Comment by CableNinja

10 hours ago

5 9's is like 7 minutes a year. They are breaking SLAs and impacting services people depend on

Tbh though this is sort of all the other companies fault, "everyone" uses aws and cf and so others follow. now not only are all your chicks in one basket, so is everyone elses. When the basket inevitably falls into a lake....

Providers need to be more aware of their global impact in outages, and customers need to be more diverse in their spread.

> Providers need to be more aware of their global impact in outages

So you think the problem is they aren't "aware"?
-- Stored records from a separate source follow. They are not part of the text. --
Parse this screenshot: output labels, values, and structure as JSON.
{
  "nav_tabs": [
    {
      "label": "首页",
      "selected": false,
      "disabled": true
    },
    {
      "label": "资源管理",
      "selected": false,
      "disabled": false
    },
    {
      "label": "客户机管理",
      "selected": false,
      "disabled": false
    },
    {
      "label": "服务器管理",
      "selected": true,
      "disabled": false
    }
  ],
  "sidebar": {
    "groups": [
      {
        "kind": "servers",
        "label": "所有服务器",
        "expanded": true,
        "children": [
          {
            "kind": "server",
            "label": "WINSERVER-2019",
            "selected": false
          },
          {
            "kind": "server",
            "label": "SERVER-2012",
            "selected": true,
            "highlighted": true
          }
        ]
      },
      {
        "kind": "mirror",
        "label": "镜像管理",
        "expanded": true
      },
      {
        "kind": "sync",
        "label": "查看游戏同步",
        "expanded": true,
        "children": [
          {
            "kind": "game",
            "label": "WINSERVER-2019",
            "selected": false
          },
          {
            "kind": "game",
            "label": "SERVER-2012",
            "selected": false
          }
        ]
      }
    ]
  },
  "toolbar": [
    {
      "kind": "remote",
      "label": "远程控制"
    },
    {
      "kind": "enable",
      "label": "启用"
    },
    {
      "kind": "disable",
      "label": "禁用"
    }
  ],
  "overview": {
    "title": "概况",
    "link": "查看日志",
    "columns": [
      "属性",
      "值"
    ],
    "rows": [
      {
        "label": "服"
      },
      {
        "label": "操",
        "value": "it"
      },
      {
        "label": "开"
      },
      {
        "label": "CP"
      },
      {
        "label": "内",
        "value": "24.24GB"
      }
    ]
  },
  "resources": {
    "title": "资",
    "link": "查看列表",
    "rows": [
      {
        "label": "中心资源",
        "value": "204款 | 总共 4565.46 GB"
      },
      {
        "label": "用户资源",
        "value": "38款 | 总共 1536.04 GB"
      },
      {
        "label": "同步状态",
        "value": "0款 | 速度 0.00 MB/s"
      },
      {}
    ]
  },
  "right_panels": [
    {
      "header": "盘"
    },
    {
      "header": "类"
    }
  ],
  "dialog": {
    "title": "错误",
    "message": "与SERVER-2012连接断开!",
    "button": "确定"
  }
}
  • These kinds of outages continue to happen and continue to impact 50+% of the internet, yes, they know they have that power, but they dont treat changes as such, so no, they arent aware. Awareness would imply more care in operations like code changes and deployments.

    Outages happen, code changes occur; but you can do a lot to prevent these things on a large scale, and they simply dont.

    Where is the A/B deployment, preventing a full outage? What about internally, where was the validation before the change, was the testing run against a prodlike environment or something that once resembled prod but hasnt forever?

    They could absolutely mitigate impacting the entire global infra in multiple ways, and havent, despite their many outages.

    • They are aware. They don't want to pay the cost benefit tradeoff. Education won't help - this is a very heavily argued tradeoff in every large software company.